I was surprised, frankly, that the report (which was unanimous among the Commission members, who included some very conservative voices) was as measured as it turned out to be. It’s a very long document, some 100 pages, and I certainly haven’t read all of it. In striving to preserve unity, the report will probably please those who don’t want to split the Communion and who are willing to allow, as is the traditional Anglican way, for wide variations in scriptural interpretation and theological opinion. But from my experience, listening to and watching the conservatives, I doubt that they will accept these recommendations or be satisfied with a slap on the wrist and an apology: nothing short of an about-face and “repentance” will satisfy them. The initial reactions bear this out: conservative church groups in Britain and the US have called it “toothless”. On the other side of the issues, the Americans and Canadians have already said they regret the problems their actions have caused, but that they will continue as they have been. I doubt very much that the "core covenant" idea will be acceptable to the progressives, either.
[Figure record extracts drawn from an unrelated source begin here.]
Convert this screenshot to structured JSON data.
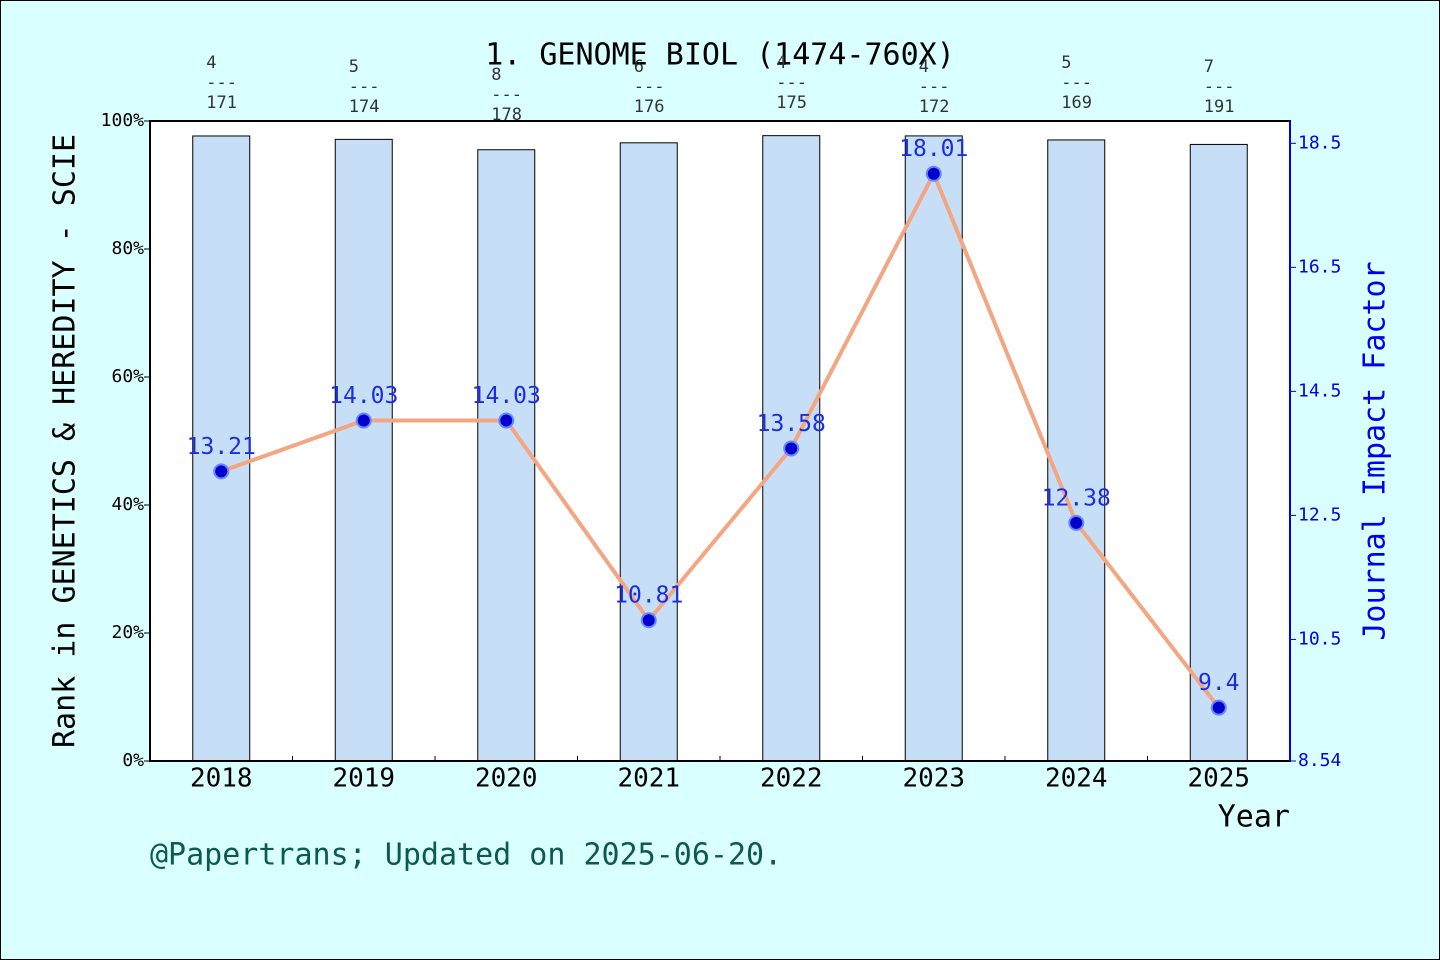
{
  "chart_data": {
    "type": "bar",
    "title": "1. GENOME BIOL (1474-760X)",
    "x_label": "Year",
    "y_label": "Rank in GENETICS & HEREDITY - SCIE",
    "y2_label": "Journal Impact Factor",
    "note": "@Papertrans; Updated on 2025-06-20.",
    "categories": [
      "2018",
      "2019",
      "2020",
      "2021",
      "2022",
      "2023",
      "2024",
      "2025"
    ],
    "ylim": [
      0,
      100
    ],
    "yticks": [
      {
        "value": 0,
        "label": "0%"
      },
      {
        "value": 20,
        "label": "20%"
      },
      {
        "value": 40,
        "label": "40%"
      },
      {
        "value": 60,
        "label": "60%"
      },
      {
        "value": 80,
        "label": "80%"
      },
      {
        "value": 100,
        "label": "100%"
      }
    ],
    "y2lim": [
      8.54,
      18.86
    ],
    "y2ticks": [
      8.54,
      10.5,
      12.5,
      14.5,
      16.5,
      18.5
    ],
    "series": [
      {
        "type": "bar",
        "color": "#c6dff7",
        "values": [
          97.66,
          97.13,
          95.51,
          96.59,
          97.71,
          97.67,
          97.04,
          96.34
        ]
      },
      {
        "type": "line",
        "axis": "y2",
        "color": "#f4a582",
        "values": [
          13.21,
          14.03,
          14.03,
          10.81,
          13.58,
          18.01,
          12.38,
          9.4
        ]
      }
    ],
    "rank_annotations": {
      "ranks": [
        4,
        5,
        8,
        6,
        4,
        4,
        5,
        7
      ],
      "separator": "---",
      "totals": [
        171,
        174,
        178,
        176,
        175,
        172,
        169,
        191
      ]
    }
  }
}
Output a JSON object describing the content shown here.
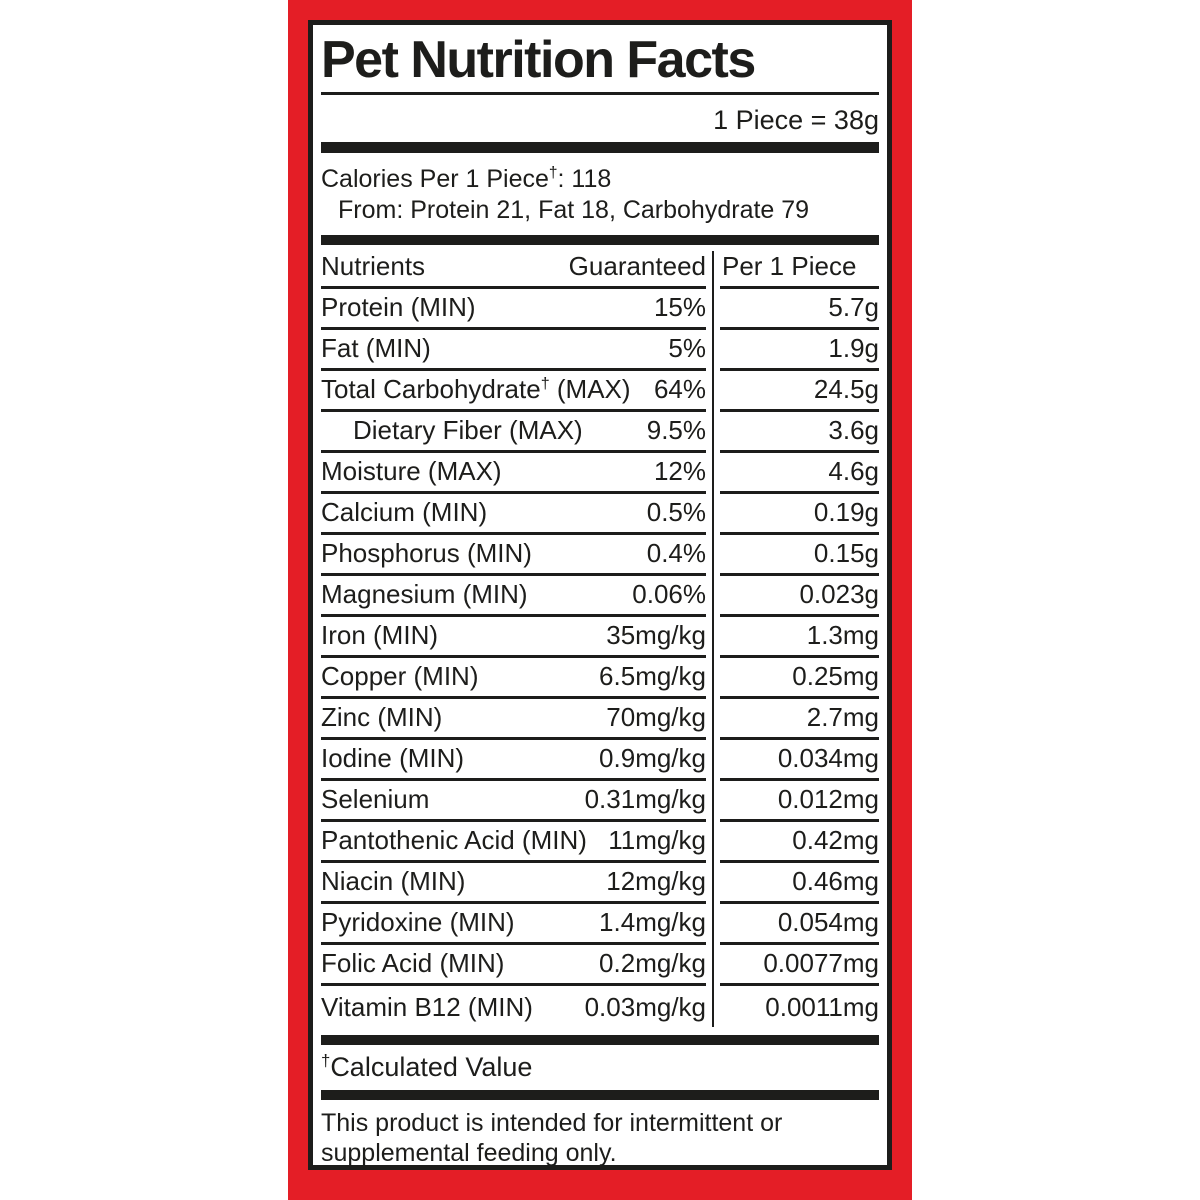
{
  "label": {
    "title": "Pet Nutrition Facts",
    "serving": "1 Piece = 38g",
    "calories": {
      "prefix": "Calories Per 1 Piece",
      "dagger": "†",
      "suffix": ": 118",
      "from": "From: Protein 21, Fat 18, Carbohydrate 79"
    },
    "table": {
      "headers": {
        "nutrients": "Nutrients",
        "guaranteed": "Guaranteed",
        "per_piece": "Per 1 Piece"
      },
      "rows": [
        {
          "name": "Protein (MIN)",
          "guaranteed": "15%",
          "per_piece": "5.7g"
        },
        {
          "name": "Fat (MIN)",
          "guaranteed": "5%",
          "per_piece": "1.9g"
        },
        {
          "name_pre": "Total Carbohydrate",
          "dagger": "†",
          "name_post": " (MAX)",
          "guaranteed": "64%",
          "per_piece": "24.5g"
        },
        {
          "name": "Dietary Fiber (MAX)",
          "indent": true,
          "guaranteed": "9.5%",
          "per_piece": "3.6g"
        },
        {
          "name": "Moisture (MAX)",
          "guaranteed": "12%",
          "per_piece": "4.6g"
        },
        {
          "name": "Calcium (MIN)",
          "guaranteed": "0.5%",
          "per_piece": "0.19g"
        },
        {
          "name": "Phosphorus (MIN)",
          "guaranteed": "0.4%",
          "per_piece": "0.15g"
        },
        {
          "name": "Magnesium (MIN)",
          "guaranteed": "0.06%",
          "per_piece": "0.023g"
        },
        {
          "name": "Iron (MIN)",
          "guaranteed": "35mg/kg",
          "per_piece": "1.3mg"
        },
        {
          "name": "Copper (MIN)",
          "guaranteed": "6.5mg/kg",
          "per_piece": "0.25mg"
        },
        {
          "name": "Zinc (MIN)",
          "guaranteed": "70mg/kg",
          "per_piece": "2.7mg"
        },
        {
          "name": "Iodine (MIN)",
          "guaranteed": "0.9mg/kg",
          "per_piece": "0.034mg"
        },
        {
          "name": "Selenium",
          "guaranteed": "0.31mg/kg",
          "per_piece": "0.012mg"
        },
        {
          "name": "Pantothenic Acid (MIN)",
          "guaranteed": "11mg/kg",
          "per_piece": "0.42mg"
        },
        {
          "name": "Niacin (MIN)",
          "guaranteed": "12mg/kg",
          "per_piece": "0.46mg"
        },
        {
          "name": "Pyridoxine (MIN)",
          "guaranteed": "1.4mg/kg",
          "per_piece": "0.054mg"
        },
        {
          "name": "Folic Acid (MIN)",
          "guaranteed": "0.2mg/kg",
          "per_piece": "0.0077mg"
        },
        {
          "name": "Vitamin B12 (MIN)",
          "guaranteed": "0.03mg/kg",
          "per_piece": "0.0011mg"
        }
      ]
    },
    "footnote": {
      "dagger": "†",
      "text": "Calculated Value"
    },
    "disclaimer": "This product is intended for intermittent or supplemental feeding only.",
    "colors": {
      "frame_red": "#e41e26",
      "ink_black": "#1d1d1b"
    }
  }
}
As the Report notes, we still have areas of the Anglican Communion which refuse to allow women to be ordained while others have moved on from that issue decades ago; but while there is “impaired communion” over the ordination of women, the dire predictions of schism over that issue have not in fact been borne out. Implied in the recommendations, it seems to me, is the hope that in time the same thing will be true over the issue of homosexuality, and that we can limp along together without any consensus. It buys time, and calls for patience.

More tomorrow on what makes the issue of homosexuality so volatile.

9:39 PM |

Monday, October 18, 2004  


LES YEUX

I've spent most of today working on the report released at noon by the Eames Commission with its recommendations for the future unity of the Anglican Communion around the issue of gay bishop ordinations and the blessings of same-sex unions. It's actually interesting to be doing that from Canada, since the Canadian church was also chastised in the report, and there's been quite a lot on the radio about that. Tomorrow I'll start posting about this, but I thought today maybe it would be nice to just have a picture - like this one of the blue eyes on rue Gilford, near Papineau, whose gaze stopped me yesterday as I rode by.